Like any other teenager aspiring to be a rock star, I never thought it necessary to keep fit or learn to drive as I assumed I’d be dead by 27. Now I find myself sat here greying around the temples and about to write about health matters, something triggers in me that wishes I had choked to death on somebody else’s vomit way back when. I missed my window of opportunity to board the Stygian ferry and fast decline was only abated by vanity, or at least stymied in order that it would be a slow decline instead. Once you get past a certain age, exercise is absolutely mandatory if you love yourself as much as I do.

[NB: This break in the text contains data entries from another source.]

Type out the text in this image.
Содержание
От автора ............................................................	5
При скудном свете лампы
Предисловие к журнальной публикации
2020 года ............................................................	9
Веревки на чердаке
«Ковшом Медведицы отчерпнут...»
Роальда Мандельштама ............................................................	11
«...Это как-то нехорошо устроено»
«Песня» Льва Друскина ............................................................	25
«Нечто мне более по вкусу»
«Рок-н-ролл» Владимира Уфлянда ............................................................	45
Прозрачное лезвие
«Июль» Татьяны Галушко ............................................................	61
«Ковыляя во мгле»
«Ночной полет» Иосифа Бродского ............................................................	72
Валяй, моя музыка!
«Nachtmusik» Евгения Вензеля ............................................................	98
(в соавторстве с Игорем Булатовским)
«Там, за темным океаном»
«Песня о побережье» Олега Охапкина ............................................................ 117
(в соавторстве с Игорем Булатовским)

Buttes Chaumont is my favourite park in the world and definitely my favourite place to go for a run. I actually live about fifteen minutes away from it, mostly uphill; I’m six away if I’m feeling ludicrously fit and have drunk some strong coffee of a morning and about nine away on a normal day. I used to run around it when I visited Paris and I’m lucky enough to live near enough that I can do that again, and I have on most days so far. I usually run through Parc de Belleville on the way, which is smaller and full of dodgy men clad in black, smoking weed in the sunshine. Buttes Chaumont is much more frightfully middle class, though there’s one area where you’ll find people in cutaway army shorts and headbands doing press-ups or practising martial arts, and men who look like latter-day Sean Connerys dressed like Wacaday-era Timmy Mallets doing squat-thrusts, and ladies in spandex star-jumping and skipping.

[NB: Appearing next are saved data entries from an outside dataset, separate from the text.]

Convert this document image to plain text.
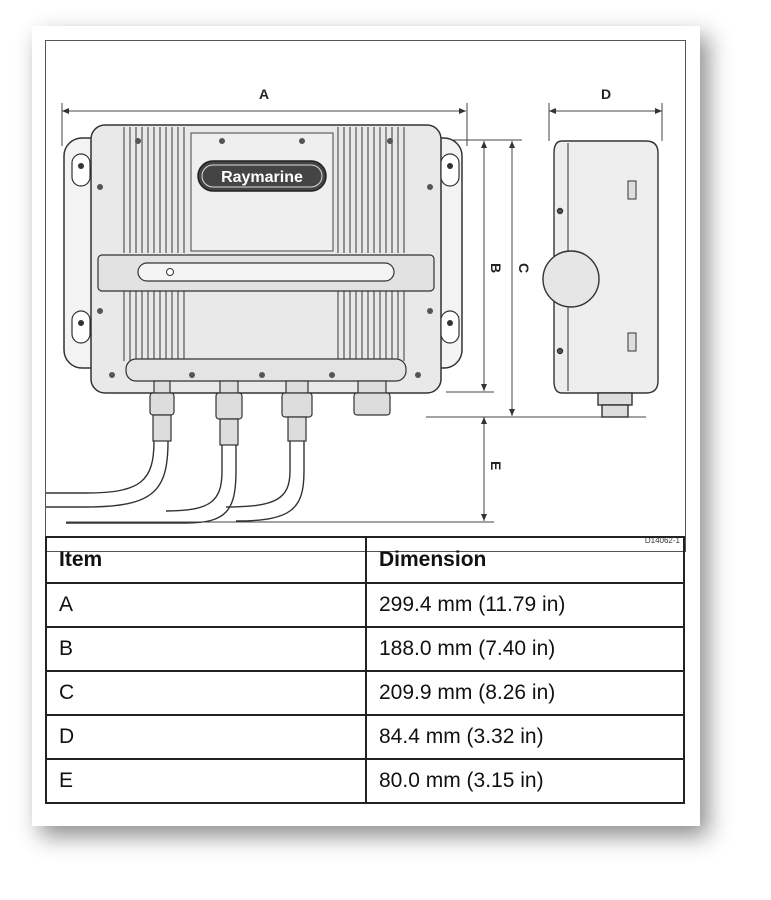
A	D
B C
E
Raymarine
D14062-1
Item	Dimension
A	299.4 mm (11.79 in)
B	188.0 mm (7.40 in)
C	209.9 mm (8.26 in)
D	84.4 mm (3.32 in)
E	80.0 mm (3.15 in)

I thought these people were odd. In many ways I still do, though after checking out the prices of gym memberships it makes perfect sense. Being a member of a health club is so extortionate that you’re forced to do this kind of thing in parks dressed up with a red bandanna tied around your head in protest, unless you want be a big lumpy person a la Gerard Depardieu. That’s the penalty for having such unbelievable bread. Lumps.

In London I’ve been with gyms for years and my last one in Tottenham was ludicrously cheap – £10.99 a month with no catches other than that you had to live in Tottenham. Here you can expect to pay €80 or €90 for average facilities. The first time I actually joined a gym was in 2005 at the behest of my then girlfriend (she threatened to dump me if I didn’t), and it was something I managed to keep as my little secret from friends for a while, such was the stigma. From what I can gather, an indoor keep fit culture isn’t even nascent here, and the only people who use gyms are posers and wankers like it used to be in the UK. Parisians retain slim bodies by running and smoking and cycling everywhere, and sometimes all three at the same time. YES I’M GENERALISING. YES I KNOW YOU CAN’T RUN AND CYCLE AT THE SAME TIME.

Having given up the fags five months ago I don’t miss them nearly as much as I thought I would, though you can add ‘having muscles’ to HP Sauce and Lucozade as things I miss about London.